🤖 AI Summary
This work addresses the limitations of existing text-to-CAD generation methods, which often neglect assembly hierarchies and geometric constraints, leading to an excessively large search space and error accumulation. To overcome these challenges, the authors propose a hierarchical, geometry-aware graph representation that models parts and subassemblies as nodes and encodes geometric constraints as edges. The framework first predicts the structural layout and associated constraints, then leverages this information to guide the generation of CAD modeling operations and code. A novel structure-aware progressive curriculum learning strategy is introduced, employing controlled editing to construct tiered tasks and synthesize boundary cases. Additionally, the study presents the first Text-to-CAD dataset annotated with exploded views and explicit geometric constraints, along with tailored evaluation metrics. Experiments demonstrate that the proposed method significantly outperforms existing approaches in geometric fidelity and constraint satisfaction, with validation on a newly curated dataset of 12K samples.
📝 Abstract
Text-to-CAD code generation is a long-horizon task that translates textual instructions into long sequences of interdependent operations. Existing methods typically decode text directly into executable code (e.g., bpy) without explicitly modeling assembly hierarchy or geometric constraints, which enlarges the search space, accumulates local errors, and often causes cascading failures in complex assemblies. To address this issue, we propose a hierarchical and geometry-aware graph as an intermediate representation. The graph models multi-level parts and components as nodes and encodes explicit geometric constraints as edges. Instead of mapping text directly to code, our framework first predicts structure and constraints, then conditions action sequencing and code generation, thereby improving geometric fidelity and constraint satisfaction.

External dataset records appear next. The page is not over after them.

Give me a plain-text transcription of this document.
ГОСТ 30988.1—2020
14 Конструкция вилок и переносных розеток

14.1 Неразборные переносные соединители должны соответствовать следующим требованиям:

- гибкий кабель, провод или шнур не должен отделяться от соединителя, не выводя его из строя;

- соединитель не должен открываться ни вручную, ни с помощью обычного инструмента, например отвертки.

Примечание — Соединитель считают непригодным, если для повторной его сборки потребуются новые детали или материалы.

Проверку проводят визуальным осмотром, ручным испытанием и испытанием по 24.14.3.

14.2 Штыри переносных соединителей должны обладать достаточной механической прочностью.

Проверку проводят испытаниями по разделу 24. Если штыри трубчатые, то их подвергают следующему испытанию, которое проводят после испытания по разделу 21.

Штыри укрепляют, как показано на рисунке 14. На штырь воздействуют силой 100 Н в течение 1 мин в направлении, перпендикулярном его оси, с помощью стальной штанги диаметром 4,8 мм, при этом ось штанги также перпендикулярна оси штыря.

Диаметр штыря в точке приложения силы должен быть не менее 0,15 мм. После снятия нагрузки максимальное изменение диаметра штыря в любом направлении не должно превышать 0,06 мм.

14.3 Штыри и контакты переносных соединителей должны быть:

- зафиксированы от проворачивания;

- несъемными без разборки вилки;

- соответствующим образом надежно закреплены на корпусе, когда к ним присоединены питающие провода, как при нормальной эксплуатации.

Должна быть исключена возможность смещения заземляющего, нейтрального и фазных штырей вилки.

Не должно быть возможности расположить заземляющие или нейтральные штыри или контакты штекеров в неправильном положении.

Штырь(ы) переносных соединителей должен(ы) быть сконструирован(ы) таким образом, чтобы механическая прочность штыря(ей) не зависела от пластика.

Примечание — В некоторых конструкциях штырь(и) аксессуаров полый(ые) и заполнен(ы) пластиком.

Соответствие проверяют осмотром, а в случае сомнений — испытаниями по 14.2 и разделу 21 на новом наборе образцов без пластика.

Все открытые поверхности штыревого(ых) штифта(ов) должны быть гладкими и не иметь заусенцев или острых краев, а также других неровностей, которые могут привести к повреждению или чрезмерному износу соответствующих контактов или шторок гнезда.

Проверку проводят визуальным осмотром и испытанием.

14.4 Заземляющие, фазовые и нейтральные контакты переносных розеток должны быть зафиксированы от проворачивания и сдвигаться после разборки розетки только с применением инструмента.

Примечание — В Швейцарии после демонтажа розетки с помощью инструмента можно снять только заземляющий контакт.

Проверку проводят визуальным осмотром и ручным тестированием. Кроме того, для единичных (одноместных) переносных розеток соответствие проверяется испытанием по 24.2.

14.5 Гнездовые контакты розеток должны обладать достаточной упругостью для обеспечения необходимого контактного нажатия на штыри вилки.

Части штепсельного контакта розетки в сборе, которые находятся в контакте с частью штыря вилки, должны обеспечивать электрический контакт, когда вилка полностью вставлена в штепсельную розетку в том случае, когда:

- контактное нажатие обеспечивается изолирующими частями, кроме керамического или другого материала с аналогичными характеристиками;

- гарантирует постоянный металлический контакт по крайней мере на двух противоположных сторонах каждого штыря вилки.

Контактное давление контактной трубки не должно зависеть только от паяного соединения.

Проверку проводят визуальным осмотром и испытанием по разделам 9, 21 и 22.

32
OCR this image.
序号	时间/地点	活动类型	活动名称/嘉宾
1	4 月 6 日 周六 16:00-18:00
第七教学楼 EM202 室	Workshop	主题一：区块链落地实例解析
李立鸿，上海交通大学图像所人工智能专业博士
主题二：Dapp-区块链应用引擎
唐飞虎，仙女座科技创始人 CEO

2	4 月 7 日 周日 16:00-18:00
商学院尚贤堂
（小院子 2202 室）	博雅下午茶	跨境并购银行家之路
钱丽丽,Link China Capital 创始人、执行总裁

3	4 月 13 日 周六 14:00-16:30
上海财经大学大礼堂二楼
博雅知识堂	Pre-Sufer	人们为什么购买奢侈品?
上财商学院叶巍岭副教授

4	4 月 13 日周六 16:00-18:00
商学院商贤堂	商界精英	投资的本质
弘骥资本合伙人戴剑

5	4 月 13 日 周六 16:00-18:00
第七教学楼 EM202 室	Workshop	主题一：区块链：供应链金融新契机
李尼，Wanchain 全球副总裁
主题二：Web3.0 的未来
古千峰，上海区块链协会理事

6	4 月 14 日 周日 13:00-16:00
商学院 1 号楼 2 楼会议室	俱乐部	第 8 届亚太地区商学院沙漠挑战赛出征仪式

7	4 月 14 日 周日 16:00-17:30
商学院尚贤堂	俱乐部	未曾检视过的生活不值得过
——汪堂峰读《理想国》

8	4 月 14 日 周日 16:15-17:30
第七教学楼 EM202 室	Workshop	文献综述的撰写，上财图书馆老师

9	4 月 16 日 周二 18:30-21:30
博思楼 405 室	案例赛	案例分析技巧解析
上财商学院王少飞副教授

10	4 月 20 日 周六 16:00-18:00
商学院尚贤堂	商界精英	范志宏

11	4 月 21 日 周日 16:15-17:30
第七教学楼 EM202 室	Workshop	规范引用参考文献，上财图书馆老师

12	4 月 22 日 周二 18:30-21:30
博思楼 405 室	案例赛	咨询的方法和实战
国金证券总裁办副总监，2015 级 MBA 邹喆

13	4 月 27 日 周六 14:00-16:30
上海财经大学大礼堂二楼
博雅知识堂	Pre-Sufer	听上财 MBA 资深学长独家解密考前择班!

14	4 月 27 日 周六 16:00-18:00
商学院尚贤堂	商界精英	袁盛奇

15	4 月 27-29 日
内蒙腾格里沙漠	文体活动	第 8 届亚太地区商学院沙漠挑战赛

We further introduce a structure-aware progressive curriculum learning strategy that constructs graded tasks through controlled structural edits, explores the model's capability boundary, and synthesizes boundary examples for iterative training. In addition, we build a 12K dataset with instructions, decomposition graphs, action sequences, and bpy code, together with graph- and constraint-oriented evaluation metrics. Extensive experiments show that our method consistently outperforms existing approaches in both geometric fidelity and accurate satisfaction of geometric constraints.